My son was one of the lucky ones. He graduated in four years, and had a job waiting when he walked off the graduation stage. I believe the foundation of his “luck” was his firm knowledge that opportunity knocks often, but success is not guaranteed. You have to work for success.
As I watch the presidential debates and listen to our leaders in Washington and Harrisburg, it’s not hard to understand why Nick and so many in his generation are cynics. We see the reasons in the community banking industry all the time. Policies instituted to protect against some “threat” (Dodd-Frank WALL Street Reform) that end up blowing up something completely different (Main Street investment). By the time the dust settles, the agitators have moved on to the next issue of the day, and no one takes the time to clean up the mess…and the mess is building exponentially.

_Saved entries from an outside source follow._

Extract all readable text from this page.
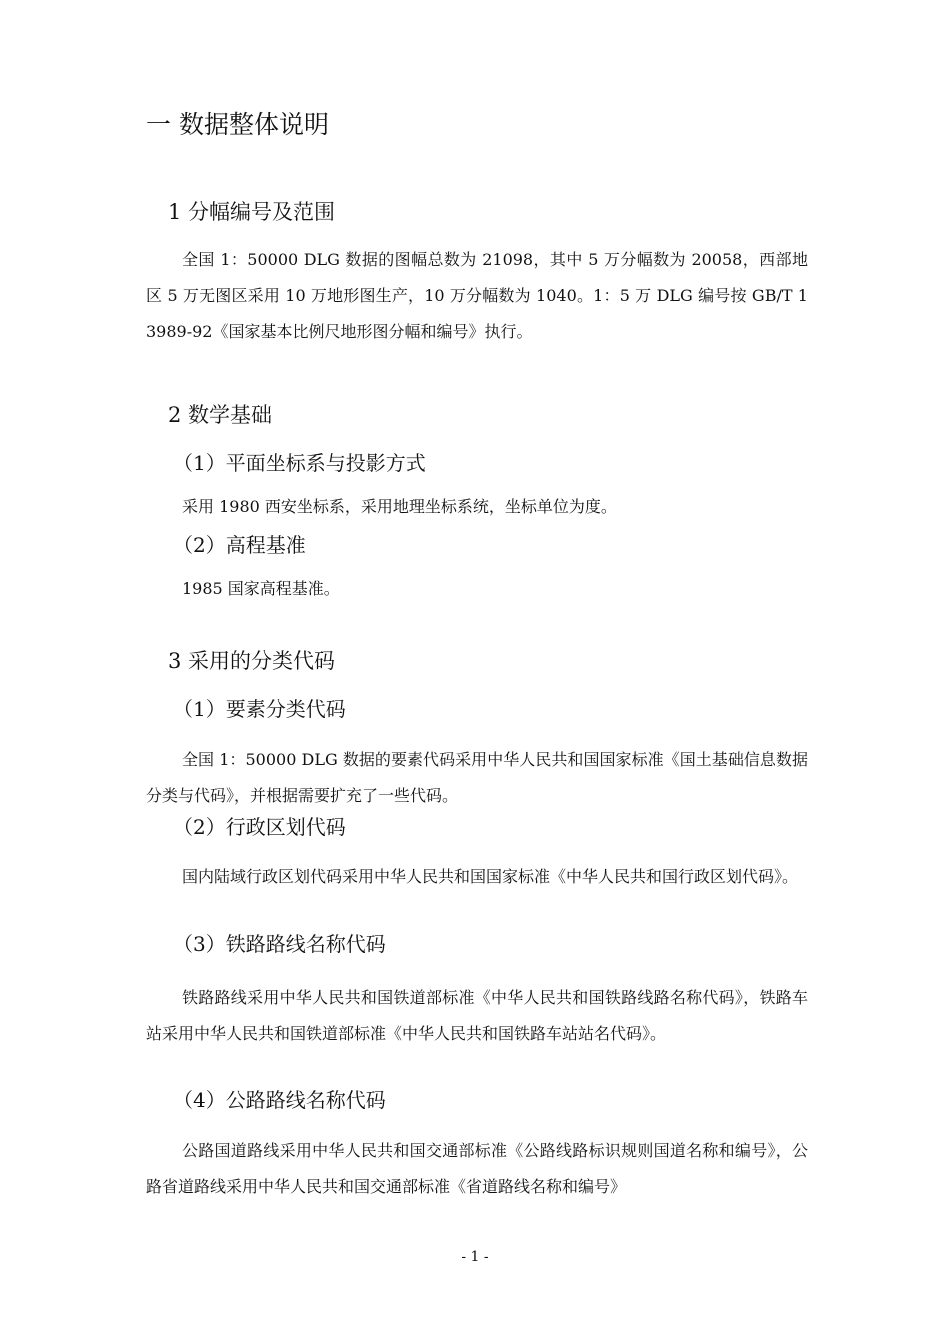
一 数据整体说明
1 分幅编号及范围

全国 1：50000 DLG 数据的图幅总数为 21098，其中 5 万分幅数为 20058，西部地区 5 万无图区采用 10 万地形图生产，10 万分幅数为 1040。1：5 万 DLG 编号按 GB/T 13989-92《国家基本比例尺地形图分幅和编号》执行。

2 数学基础
（1）平面坐标系与投影方式

采用 1980 西安坐标系，采用地理坐标系统，坐标单位为度。

（2）高程基准

1985 国家高程基准。

3 采用的分类代码
（1）要素分类代码

全国 1：50000 DLG 数据的要素代码采用中华人民共和国国家标准《国土基础信息数据分类与代码》，并根据需要扩充了一些代码。

（2）行政区划代码

国内陆域行政区划代码采用中华人民共和国国家标准《中华人民共和国行政区划代码》。

（3）铁路路线名称代码

铁路路线采用中华人民共和国铁道部标准《中华人民共和国铁路线路名称代码》，铁路车站采用中华人民共和国铁道部标准《中华人民共和国铁路车站站名代码》。

（4）公路路线名称代码

公路国道路线采用中华人民共和国交通部标准《公路线路标识规则国道名称和编号》，公路省道路线采用中华人民共和国交通部标准《省道路线名称和编号》

- 1 -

Next week, the federal government’s Small Business Lending Fund is set to expire. At the beginning of this month less than $2 billion of a $30 Billion dollar fund was on the street. Whether you agree with the program or not is not as important as the fact that this stands as another botched government program. The rules were slow in coming, the hurdles were too high, and too few banks were able to use a program that was touted as critical to jump starting the US economy.
Younger Americans see their government dragging them further and further into a debt position that is unsustainable. Neither political party has done very much to reverse the damage. Excuses are made, we keep on spending and the American public gets more and more cynical.
Young Nick’s cold assessment of politics holds plenty of instructive truth for all of us. His post is a generational barometer for sure, but it can’t become reality. As Main Street business leaders we must continue to build our communities on sound, commonsense principles. Likewise, we must renew our commitment to celebrating and teaching good citizenship!